Hi,
On 2020-11-18 19:02:34 -0500, Tom Lane wrote:
> Having said that, I had imagined that we might never have to fix it,
> because if your table is big enough that it has a problem of this
> ilk then likely you want to partition it anyway. And partitioning
> solves the problem since each partition has its own toast table.
A few billion rows isn't that much anymore, and partitioning has a fair
number of restrictions (plus this only needs 4 billion toasted fields,
not 4 billion rows). More importantly, to hit problems around this, one
doesn't even have to have all those rows in a table at once -
performance will suffer once the oid counter has wrapped around,
especially if there's longer sequences of assigned values.
> Yeah.
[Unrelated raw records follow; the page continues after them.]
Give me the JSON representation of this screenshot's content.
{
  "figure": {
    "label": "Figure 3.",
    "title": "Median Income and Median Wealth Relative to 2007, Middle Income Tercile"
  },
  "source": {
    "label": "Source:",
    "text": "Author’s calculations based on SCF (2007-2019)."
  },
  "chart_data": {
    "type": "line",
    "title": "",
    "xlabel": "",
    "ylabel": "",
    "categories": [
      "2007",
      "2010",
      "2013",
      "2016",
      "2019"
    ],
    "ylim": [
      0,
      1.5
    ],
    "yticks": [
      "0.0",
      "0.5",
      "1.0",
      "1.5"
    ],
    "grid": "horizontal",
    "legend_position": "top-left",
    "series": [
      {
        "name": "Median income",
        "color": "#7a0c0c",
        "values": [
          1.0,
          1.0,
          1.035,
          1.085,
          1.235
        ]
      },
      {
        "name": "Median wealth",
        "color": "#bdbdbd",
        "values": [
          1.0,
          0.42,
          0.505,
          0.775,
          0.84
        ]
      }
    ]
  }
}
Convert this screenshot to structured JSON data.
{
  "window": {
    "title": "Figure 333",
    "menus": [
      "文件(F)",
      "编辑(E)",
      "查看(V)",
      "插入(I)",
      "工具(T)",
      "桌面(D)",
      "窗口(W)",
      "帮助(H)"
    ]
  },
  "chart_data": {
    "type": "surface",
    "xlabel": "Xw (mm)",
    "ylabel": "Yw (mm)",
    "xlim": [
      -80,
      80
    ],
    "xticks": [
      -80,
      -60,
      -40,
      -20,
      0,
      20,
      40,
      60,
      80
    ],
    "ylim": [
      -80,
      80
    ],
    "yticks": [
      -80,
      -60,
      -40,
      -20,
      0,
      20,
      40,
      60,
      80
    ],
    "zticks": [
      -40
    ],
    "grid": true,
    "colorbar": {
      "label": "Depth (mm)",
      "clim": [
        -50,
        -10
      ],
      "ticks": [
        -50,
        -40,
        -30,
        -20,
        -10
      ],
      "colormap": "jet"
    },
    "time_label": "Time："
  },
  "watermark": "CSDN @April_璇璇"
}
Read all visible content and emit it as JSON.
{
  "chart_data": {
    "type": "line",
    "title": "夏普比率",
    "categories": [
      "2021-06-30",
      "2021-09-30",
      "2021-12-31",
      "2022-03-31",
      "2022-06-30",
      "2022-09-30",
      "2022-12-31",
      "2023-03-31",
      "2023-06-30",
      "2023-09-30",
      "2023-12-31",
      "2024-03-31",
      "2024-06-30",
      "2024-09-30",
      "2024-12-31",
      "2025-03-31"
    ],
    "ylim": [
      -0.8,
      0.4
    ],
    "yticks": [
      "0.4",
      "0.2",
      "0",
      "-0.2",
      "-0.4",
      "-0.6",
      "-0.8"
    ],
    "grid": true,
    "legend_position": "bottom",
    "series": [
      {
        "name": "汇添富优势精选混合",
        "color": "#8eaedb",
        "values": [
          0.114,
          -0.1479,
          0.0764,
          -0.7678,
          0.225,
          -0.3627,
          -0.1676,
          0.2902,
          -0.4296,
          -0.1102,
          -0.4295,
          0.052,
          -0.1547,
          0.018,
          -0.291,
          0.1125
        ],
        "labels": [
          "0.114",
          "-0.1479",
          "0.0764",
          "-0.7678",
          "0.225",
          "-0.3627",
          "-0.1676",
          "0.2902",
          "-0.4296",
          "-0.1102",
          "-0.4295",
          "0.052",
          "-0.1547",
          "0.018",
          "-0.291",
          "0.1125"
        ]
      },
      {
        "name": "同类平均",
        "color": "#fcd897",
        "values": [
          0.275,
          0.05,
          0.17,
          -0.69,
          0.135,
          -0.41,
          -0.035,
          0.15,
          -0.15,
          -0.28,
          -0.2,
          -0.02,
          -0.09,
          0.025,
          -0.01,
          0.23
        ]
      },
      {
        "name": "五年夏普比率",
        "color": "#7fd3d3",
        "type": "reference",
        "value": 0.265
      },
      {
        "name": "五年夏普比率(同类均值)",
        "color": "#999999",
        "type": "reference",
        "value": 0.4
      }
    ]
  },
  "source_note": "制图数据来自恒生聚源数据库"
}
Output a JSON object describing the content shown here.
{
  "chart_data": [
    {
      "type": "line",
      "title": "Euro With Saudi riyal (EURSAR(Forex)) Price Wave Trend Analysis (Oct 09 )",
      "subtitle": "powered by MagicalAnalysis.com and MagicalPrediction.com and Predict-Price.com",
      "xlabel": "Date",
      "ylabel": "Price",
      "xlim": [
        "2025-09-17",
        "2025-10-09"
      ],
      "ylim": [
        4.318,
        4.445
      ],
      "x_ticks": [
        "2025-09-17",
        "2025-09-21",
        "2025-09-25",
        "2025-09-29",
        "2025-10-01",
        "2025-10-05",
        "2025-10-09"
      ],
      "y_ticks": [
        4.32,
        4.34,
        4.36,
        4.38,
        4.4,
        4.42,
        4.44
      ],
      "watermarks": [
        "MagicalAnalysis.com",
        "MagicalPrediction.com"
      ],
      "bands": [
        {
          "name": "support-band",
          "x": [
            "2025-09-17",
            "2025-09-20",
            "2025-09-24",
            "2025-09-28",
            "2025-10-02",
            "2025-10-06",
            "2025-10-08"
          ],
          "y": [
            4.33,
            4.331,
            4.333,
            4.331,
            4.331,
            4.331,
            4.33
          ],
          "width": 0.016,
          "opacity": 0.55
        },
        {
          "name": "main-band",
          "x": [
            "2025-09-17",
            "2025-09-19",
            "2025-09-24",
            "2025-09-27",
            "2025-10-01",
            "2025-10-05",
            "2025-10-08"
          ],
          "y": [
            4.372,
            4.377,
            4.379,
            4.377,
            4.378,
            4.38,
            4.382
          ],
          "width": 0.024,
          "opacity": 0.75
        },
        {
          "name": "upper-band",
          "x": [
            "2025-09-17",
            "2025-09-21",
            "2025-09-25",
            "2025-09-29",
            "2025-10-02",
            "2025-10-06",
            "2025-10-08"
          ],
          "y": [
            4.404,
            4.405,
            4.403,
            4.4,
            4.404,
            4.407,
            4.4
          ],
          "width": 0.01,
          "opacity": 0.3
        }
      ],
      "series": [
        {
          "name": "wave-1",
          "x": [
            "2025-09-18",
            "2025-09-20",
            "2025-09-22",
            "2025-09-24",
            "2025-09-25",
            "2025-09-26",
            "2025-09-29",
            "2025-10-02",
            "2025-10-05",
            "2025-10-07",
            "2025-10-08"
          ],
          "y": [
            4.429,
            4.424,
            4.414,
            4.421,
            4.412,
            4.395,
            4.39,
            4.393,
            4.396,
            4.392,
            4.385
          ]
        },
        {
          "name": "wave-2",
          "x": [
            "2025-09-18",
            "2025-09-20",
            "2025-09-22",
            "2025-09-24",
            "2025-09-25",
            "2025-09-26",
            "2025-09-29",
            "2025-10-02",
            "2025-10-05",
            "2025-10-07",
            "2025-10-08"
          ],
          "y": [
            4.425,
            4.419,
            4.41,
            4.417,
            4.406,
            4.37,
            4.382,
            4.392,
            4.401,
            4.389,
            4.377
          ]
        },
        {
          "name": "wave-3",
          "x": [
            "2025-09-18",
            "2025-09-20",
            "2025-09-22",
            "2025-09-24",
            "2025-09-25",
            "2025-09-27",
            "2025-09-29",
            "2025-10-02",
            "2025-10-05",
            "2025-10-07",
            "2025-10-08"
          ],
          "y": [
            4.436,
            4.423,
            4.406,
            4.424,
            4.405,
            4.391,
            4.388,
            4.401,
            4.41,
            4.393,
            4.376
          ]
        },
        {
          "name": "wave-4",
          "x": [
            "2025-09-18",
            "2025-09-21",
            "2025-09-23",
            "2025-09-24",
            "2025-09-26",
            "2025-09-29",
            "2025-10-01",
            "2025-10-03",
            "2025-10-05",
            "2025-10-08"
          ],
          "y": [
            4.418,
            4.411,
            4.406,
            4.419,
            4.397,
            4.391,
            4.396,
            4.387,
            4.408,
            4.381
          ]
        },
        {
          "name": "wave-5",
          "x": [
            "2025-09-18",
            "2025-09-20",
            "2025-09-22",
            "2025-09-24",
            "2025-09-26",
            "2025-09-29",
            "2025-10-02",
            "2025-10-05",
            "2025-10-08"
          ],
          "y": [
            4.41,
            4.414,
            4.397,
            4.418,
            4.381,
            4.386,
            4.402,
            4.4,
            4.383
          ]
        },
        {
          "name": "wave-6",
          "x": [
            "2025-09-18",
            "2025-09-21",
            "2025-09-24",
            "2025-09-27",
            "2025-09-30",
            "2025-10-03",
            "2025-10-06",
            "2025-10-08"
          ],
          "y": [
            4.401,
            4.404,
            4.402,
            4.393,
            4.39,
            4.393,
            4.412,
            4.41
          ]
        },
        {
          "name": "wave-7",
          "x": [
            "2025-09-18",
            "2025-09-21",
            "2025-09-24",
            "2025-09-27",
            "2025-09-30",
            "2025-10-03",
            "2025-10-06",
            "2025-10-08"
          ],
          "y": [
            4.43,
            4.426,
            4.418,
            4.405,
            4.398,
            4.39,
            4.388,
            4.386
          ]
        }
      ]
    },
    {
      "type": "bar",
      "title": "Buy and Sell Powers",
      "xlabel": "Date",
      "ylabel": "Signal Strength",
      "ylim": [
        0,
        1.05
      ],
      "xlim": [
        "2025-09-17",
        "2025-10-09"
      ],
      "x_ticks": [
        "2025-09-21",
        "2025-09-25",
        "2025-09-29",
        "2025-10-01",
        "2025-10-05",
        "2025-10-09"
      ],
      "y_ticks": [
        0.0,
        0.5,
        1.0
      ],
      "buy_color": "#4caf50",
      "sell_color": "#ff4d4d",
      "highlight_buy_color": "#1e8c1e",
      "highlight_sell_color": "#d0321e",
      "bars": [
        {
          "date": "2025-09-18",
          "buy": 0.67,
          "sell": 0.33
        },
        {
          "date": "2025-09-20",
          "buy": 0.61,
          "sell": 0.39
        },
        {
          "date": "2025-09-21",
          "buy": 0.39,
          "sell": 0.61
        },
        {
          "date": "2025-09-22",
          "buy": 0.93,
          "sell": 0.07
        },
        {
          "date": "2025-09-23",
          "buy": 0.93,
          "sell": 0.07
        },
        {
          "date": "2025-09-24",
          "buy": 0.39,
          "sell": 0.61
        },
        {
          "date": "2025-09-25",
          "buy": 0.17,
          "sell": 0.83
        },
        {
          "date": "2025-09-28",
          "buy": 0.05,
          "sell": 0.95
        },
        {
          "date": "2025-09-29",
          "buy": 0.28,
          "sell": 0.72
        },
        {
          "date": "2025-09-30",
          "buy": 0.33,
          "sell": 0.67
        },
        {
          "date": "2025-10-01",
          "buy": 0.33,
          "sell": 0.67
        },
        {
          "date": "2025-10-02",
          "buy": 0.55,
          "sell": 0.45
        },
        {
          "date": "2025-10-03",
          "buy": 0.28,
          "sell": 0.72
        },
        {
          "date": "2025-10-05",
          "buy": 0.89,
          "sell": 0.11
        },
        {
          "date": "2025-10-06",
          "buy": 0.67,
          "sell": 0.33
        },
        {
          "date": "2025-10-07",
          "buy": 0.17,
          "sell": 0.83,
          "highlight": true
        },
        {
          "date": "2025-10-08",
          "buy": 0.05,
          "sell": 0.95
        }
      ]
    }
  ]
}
If we're going to put work into this, widening the IDs used
> to identify toast values seems like the right work to be doing.
To outline, here's what I think the two major pieces to get there are:
1) Make toast oid assignment independent of the oid counter. The easiest
way likely is to also create a serial and use that. That alone
improves the situation considerably, because it takes much longer to
to wrap around in each toast table.
The overhead of the additional WAL records isn't nothing, but
compared to maintaining a btree it's not likely to be measurable.
2) Widen non pg-upgraded toast tables to have 64bit chunk_id field. To
reference chunks >= 2^32, add VARTAG_ONDISK64, which is only used
when needed.
Greetings,
Andres Freund